The current times could be seen as the first real test of the digital-first business mantra. While some have been slow to move, COVID has forced a major rethink on how quickly to proceed out of necessity for business survival.
Business Agility and Innovation
I’ve seen amazing examples first hand of innovation and agility helping organisations meet new customer needs, new challenges, re-assessing and re-imagining new services, and ways to meet customer needs and stakeholder expectations. Problems and services that weren’t even on the product development road-map have been rapidly elevated to the top of the list, not through knee-jerk reactions to a disruptive environment but through consideration of the risk and cost of delay in waiting or doing nothing. One of my colleagues has been working with a health professional team on modernising their business. While they had a long term digital strategy to move to telehealth and virtual patient care. Once a national health lock-down was announced, they had to quickly pivot and digitise their normal face-to-face patient care. The executive sped up the plan and the facility was up and running with virtual telehealth options for patient appointments via video conferencing within 48 hours. The rapid pivot to these new services focused on impact, not on traditional “deliverables”, or defining requirements and implementing tools. Maintaining continuity of care, rapid clinical decision making, and ability to assess, reinvent and action were their new metrics.Agile Teams Pivot Faster
During the current crisis, as an agile coach, I’ve been working with leaders who have had to rapidly look for better, faster ways of engaging and meeting emerging customer needs and expectations. Large scale product pivots to new services has meant a renewed focus in finding smarter ways of finding solutions and stronger executive support for innovation. We have actually found our agile teams actively looking for new ways to solve problems as well as rapidly moving to using new mediums to communicate internally with people and teams as well as clients. One of my Agile teams is running a hackathon this week asking for teams to come up with bright technological ideas for virtual solutions to internal staff issues. The buzz and motivation that this is giving those agile teams is great as they feel they a renewed sense of purpose and are solving a problem together that may actually make a big difference. These same teams are also working on new services that will bring much needed financial assistance to their clients. Team’s ability to innovate is a vital key success metric for executives, especially in today’s time of crisis. To fuel, foster and reward this innovation going forward, and continually re-evaluate our ability to innovate, executives should be asking:- What prevents us from delivering new value?

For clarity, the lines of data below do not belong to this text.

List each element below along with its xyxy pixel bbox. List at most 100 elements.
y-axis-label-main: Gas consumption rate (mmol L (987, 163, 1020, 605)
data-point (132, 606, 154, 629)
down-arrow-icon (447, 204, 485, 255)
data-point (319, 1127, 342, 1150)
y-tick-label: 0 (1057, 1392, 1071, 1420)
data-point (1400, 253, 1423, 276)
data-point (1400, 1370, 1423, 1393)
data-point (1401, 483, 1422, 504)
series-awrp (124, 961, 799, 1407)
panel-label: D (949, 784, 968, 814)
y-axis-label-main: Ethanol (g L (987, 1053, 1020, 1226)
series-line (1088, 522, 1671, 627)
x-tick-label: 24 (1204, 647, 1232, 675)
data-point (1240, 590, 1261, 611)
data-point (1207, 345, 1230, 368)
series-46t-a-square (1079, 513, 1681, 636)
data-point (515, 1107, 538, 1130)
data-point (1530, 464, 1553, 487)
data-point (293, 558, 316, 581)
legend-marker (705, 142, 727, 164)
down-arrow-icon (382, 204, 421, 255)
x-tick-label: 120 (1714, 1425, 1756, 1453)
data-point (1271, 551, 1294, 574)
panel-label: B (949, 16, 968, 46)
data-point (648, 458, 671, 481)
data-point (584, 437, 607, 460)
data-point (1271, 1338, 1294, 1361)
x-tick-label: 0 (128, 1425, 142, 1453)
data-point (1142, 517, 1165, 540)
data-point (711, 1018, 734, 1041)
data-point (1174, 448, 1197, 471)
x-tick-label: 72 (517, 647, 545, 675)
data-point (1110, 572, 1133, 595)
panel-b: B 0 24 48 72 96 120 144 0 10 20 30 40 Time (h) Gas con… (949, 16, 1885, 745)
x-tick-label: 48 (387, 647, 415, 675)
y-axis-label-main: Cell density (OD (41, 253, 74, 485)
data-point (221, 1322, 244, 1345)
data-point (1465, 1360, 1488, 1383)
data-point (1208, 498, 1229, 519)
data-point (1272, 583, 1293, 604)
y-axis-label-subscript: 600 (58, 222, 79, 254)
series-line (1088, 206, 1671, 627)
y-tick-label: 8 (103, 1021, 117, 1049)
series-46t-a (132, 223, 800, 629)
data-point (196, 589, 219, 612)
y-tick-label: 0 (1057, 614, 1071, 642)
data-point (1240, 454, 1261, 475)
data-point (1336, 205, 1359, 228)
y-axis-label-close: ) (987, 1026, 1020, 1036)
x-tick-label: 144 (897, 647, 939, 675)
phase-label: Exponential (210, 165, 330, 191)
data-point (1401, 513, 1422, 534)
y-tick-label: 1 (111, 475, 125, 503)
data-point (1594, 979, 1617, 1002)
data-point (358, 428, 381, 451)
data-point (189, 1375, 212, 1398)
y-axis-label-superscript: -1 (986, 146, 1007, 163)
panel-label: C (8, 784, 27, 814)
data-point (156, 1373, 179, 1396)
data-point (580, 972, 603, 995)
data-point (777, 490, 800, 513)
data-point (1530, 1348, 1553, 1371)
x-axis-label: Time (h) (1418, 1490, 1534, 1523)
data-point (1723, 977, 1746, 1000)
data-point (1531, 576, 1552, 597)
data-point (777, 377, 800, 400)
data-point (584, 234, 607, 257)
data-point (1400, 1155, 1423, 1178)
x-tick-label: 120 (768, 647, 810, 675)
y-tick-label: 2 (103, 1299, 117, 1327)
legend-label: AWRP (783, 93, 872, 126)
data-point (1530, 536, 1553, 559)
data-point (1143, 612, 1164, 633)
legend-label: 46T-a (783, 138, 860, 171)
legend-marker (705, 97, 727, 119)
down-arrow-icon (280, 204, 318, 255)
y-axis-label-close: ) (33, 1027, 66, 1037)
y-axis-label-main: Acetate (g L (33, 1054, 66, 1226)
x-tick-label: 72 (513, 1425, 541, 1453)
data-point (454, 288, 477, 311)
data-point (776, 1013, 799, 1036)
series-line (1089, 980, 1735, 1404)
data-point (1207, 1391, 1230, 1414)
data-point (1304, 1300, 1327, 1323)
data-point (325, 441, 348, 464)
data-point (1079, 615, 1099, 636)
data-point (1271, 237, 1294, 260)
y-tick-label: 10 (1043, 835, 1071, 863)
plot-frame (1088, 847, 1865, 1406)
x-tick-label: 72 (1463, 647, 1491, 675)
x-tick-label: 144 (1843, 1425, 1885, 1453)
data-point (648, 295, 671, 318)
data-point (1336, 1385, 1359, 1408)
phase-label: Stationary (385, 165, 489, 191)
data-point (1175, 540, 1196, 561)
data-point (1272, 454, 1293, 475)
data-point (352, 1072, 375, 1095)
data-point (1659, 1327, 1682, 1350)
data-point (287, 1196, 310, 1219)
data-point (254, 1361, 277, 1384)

- What prevents customers, users and stakeholders from benefiting from that innovation?
Urgency
There are still many organisations operating using 20th century practices that have been reluctant to let go and evolve. Their traditional planning models can’t adapt to the current pace of highly disruptive change. You can’t deliver to market faster if you don’t change the way you work. For organisations to survive and work through to the other side of a global pandemic, executives have to focus on what can be done to improve their time to market, and create operating models designed for rapid decision making.- What rules should be put in place to support decisions to be made where the knowledge is
- How fast can teams learn from new information and adapt?
- How fast can the organisation learn from new experiments
- How fast can the program deliver new value to customers?